Table 2. Selected bacterial genera by our pipeline (AKO) and the original pipeline (KO) at FDR level $q=0.1$ for ALL—cf. (i) in Table 1. AKO selects more genera than the original KO.

Phylum	KO	AKO
Actinobacteria	Actinomyces	Actinomyces
	Collinsella	Collinsella
	Eggerthella	Eggerthella
Cyanobacteria	YS2	YS2
		Streptophyta
Firmicutes	Bacillus	Bacillus
		Lactobacillus
	Lactococcus	Lactococcus
		Clostridium
	Lachnospira	Lachnospira
	Ruminococcus	Ruminococcus
		Peptostreptococcaceae
	Acidaminococcus	Acidaminococcus
	Megasphaera	Megasphaera
		Mogibacteriaceae
	Erysipelotrichaceae	Erysipelotrichaceae
	Catenibacterium	Catenibacterium
Proteobacteria	RF32	RF32
	Haemophilus	Haemophilus
Tenericutes		RF39

. The data sampling is same with the phyla analysis. The only difference is that the total number of genera is $p=969$. The rest of results for other six different groupings are given in the Appendix B. We find correspondingly that AKO selects more genera than the standard KO.

4. Discussion

Our aggregation scheme for knockoffs is supported by theory (Section 2) and simulations (Section 3.1 and Section 3.2) and may lead to new discoveries in microbiomics (Section 3.3).
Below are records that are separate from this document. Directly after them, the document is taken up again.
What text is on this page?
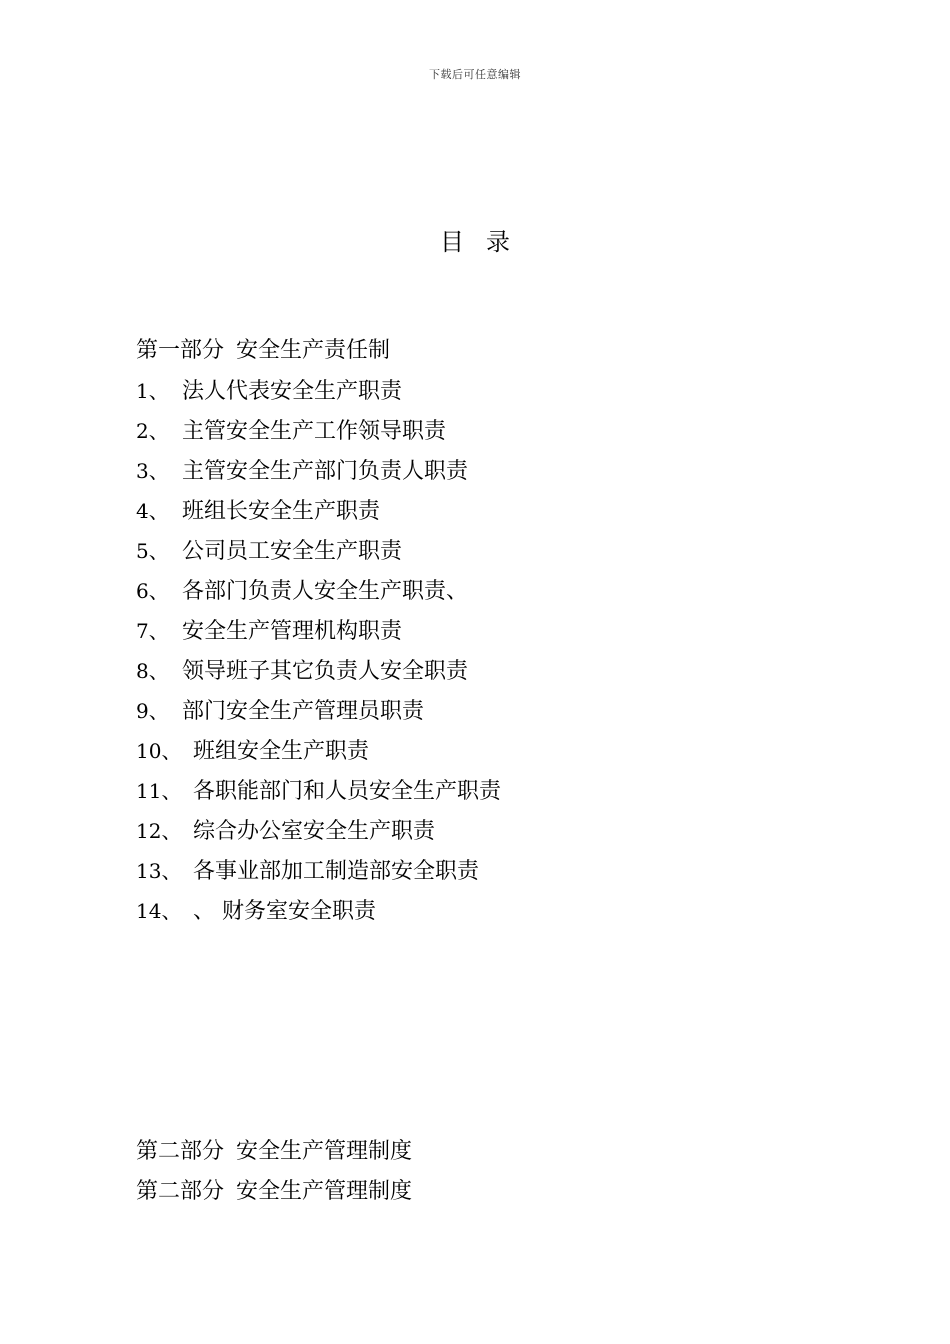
下载后可任意编辑
目 录
第一部分 安全生产责任制
1、 法人代表安全生产职责
2、 主管安全生产工作领导职责
3、 主管安全生产部门负责人职责
4、 班组长安全生产职责
5、 公司员工安全生产职责
6、 各部门负责人安全生产职责、
7、 安全生产管理机构职责
8、 领导班子其它负责人安全职责
9、 部门安全生产管理员职责
10、 班组安全生产职责
11、 各职能部门和人员安全生产职责
12、 综合办公室安全生产职责
13、 各事业部加工制造部安全职责
14、 、 财务室安全职责
第二部分 安全生产管理制度
第二部分 安全生产管理制度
While we focus on a specific pipeline, our concept applies very generally. For example, it does not depend on the underlying statistical model or estimator but only on the availability of FDR control. In particular, the FDR control can be established via standard knockoffs or any other scheme. This flexibility is particularly interesting in practice: while the standard knockoffs rely on normality, other knockoff procedures, such as model-X knockoffs [9], deep knockoffs [10], and KnockoffGAN [11], allow for much more general designs. Hence, the standard knockoffs can be readily swapped for those procedures in our pipeline (without any changes to the methodology or theory) when indicated in an application.

Considerably later than our paper has been put online, two other papers on the topic have also been put online [29,30]—apparently without being aware of our manuscript. A comparison to those results would also be of interest.